An international team of scientists has discovered a planetary system 1,200 light-years away that hosts two super-Earth-sized planets in its “habitable zone” — a region in which conditions are favorable for a planet’s surface to hold liquid water, and potentially life. The discovery was made after meticulous analyses of data from the Kepler telescope, a space observatory that trains its gaze on a wide swath of the sky to identify Earth-sized exoplanets. Josh Winn, the Class of 1942 Career Development Associate Professor of Physics at MIT, is among the researchers who made the discovery, published this week in the journal Science. Winn spoke with MIT News about the new planetary system, known as Kepler-62.

Q. What can you tell us about this planetary system? What similarities does it have to our own solar system?

A. This newly discovered system is home to at least five planets, all with sizes comparable to the Earth. Just as in the solar system, the planets’ orbits are likely to be aligned with one another, like grooves in a record. We are lucky enough from our vantage point on Earth to be viewing that record nearly exactly along its side, and can observe all the planets periodically eclipsing their star as they go around. That’s how the planets were discovered, and their sizes measured: by sensing the small drop in brightness when one of the planets passes in front of the star. The star is about 30 percent smaller than the sun, and illuminates the planets with less intense, redder starlight.

At the moment, our knowledge is limited to the diameters of the planets and their orbital distances. We don’t know what these planets are made of, although it is plausible that they are mainly rock and iron, similar to the Earth. We also don’t know what might be in their atmospheres, or on their surfaces.

Josh Winn Photo: M. Scott Brauer

Q. The two outermost planets, Kepler 62e and 62f, appear to be within the habitable zone. What does this mean, and how likely could it be that life might exist on either planet?

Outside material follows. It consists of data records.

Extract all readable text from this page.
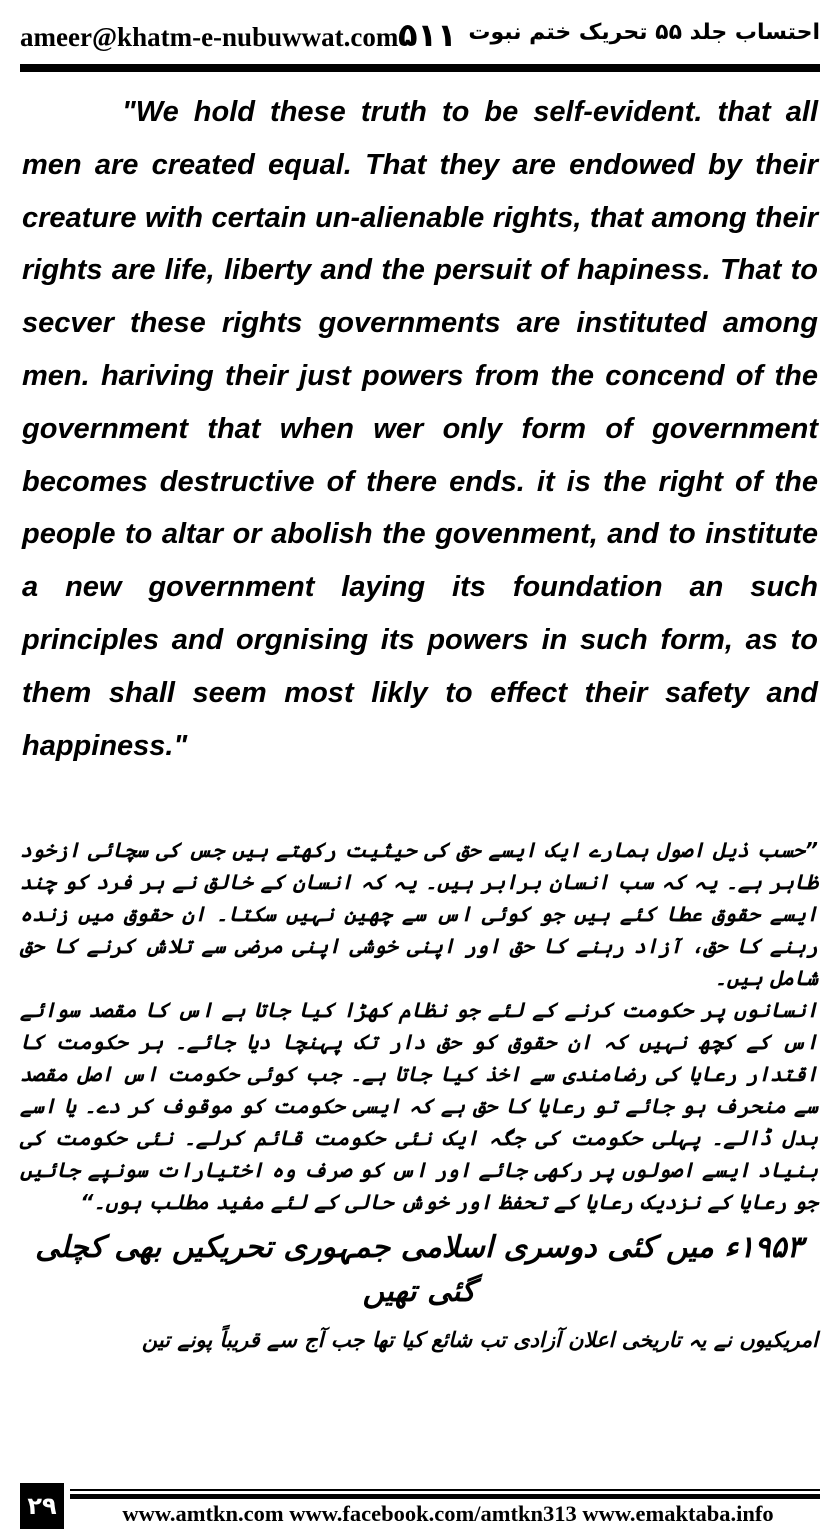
ameer@khatm-e-nubuwwat.com ۵۱۱ احتساب جلد ۵۵ تحریک ختم نبوت
"We hold these truth to be self-evident. that all men are created equal. That they are endowed by their creature with certain un-alienable rights, that among their rights are life, liberty and the persuit of hapiness. That to secver these rights governments are instituted among men. hariving their just powers from the concend of the government that when wer only form of government becomes destructive of there ends. it is the right of the people to altar or abolish the govenment, and to institute a new government laying its foundation an such principles and orgnising its powers in such form, as to them shall seem most likly to effect their safety and happiness."

”حسب ذیل اصول ہمارے ایک ایسے حق کی حیثیت رکھتے ہیں جس کی سچائی ازخود ظاہر ہے۔ یہ کہ سب انسان برابر ہیں۔ یہ کہ انسان کے خالق نے ہر فرد کو چند ایسے حقوق عطا کئے ہیں جو کوئی اس سے چھین نہیں سکتا۔ ان حقوق میں زندہ رہنے کا حق، آزاد رہنے کا حق اور اپنی خوشی اپنی مرضی سے تلاش کرنے کا حق شامل ہیں۔

انسانوں پر حکومت کرنے کے لئے جو نظام کھڑا کیا جاتا ہے اس کا مقصد سوائے اس کے کچھ نہیں کہ ان حقوق کو حق دار تک پہنچا دیا جائے۔ ہر حکومت کا اقتدار رعایا کی رضامندی سے اخذ کیا جاتا ہے۔ جب کوئی حکومت اس اصل مقصد سے منحرف ہو جائے تو رعایا کا حق ہے کہ ایسی حکومت کو موقوف کر دے۔ یا اسے بدل ڈالے۔ پہلی حکومت کی جگہ ایک نئی حکومت قائم کرلے۔ نئی حکومت کی بنیاد ایسے اصولوں پر رکھی جائے اور اس کو صرف وہ اختیارات سونپے جائیں جو رعایا کے نزدیک رعایا کے تحفظ اور خوش حالی کے لئے مفید مطلب ہوں۔“

۱۹۵۳ء میں کئی دوسری اسلامی جمہوری تحریکیں بھی کچلی گئی تھیں

امریکیوں نے یہ تاریخی اعلان آزادی تب شائع کیا تھا جب آج سے قریباً پونے تین

۲۹	www.amtkn.com www.facebook.com/amtkn313 www.emaktaba.info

A. The habitable zone is the range of distances from a star where the surface temperature of a planet could allow for liquid water, as opposed to vapor or ice. Since liquid water seems necessary for life on Earth, astronomers have taken a special interest in searching for rocky planets in the habitable zones of their parent stars. At the moment, the two outermost planets of Kepler-62 are the most secure examples of such planets. However, there is no guarantee that a planet is inhabited simply because its address is in the habitable zone. One need look no further than Venus or Mars, which are within the habitable zone according to some astronomers’ criteria, and seem to be devoid of both liquid water and life. We do not yet know all the factors that are crucial for life, or that prohibit life from arising.

Q. From a broader perspective, how close are we to finding a truly Earthlike planet, and if found, what would that mean for planetary exploration in general?

A. An “Earth twin” would have the same size and composition as the Earth, a similar type of atmosphere, and would orbit around a clone of the sun at the same distance that Earth does. This newest discovery from the Kepler mission takes us closer to that ideal, although the star is somewhat too small, and the planets are a little too large. It should only be a few more years before a planet of the proper size and orbit is found around a sunlike star. However, learning about the composition of the planet and its atmosphere will take longer. For practical reasons, the target stars of the Kepler mission are generally too faint and distant to study the atmosphere, even with our best telescopes. This situation will improve in the next decade, as astronomers begin systematically targeting brighter stars.

To figure out if a planet is actually inhabited, we will probably need to search for decisive evidence of metabolic activity in its atmosphere, or listen for messages from intelligent civilizations. This quest could take decades or more. Fortunately, nature has been kind enough to provide many fascinating and unexpected types of planetary systems that we are studying along the way.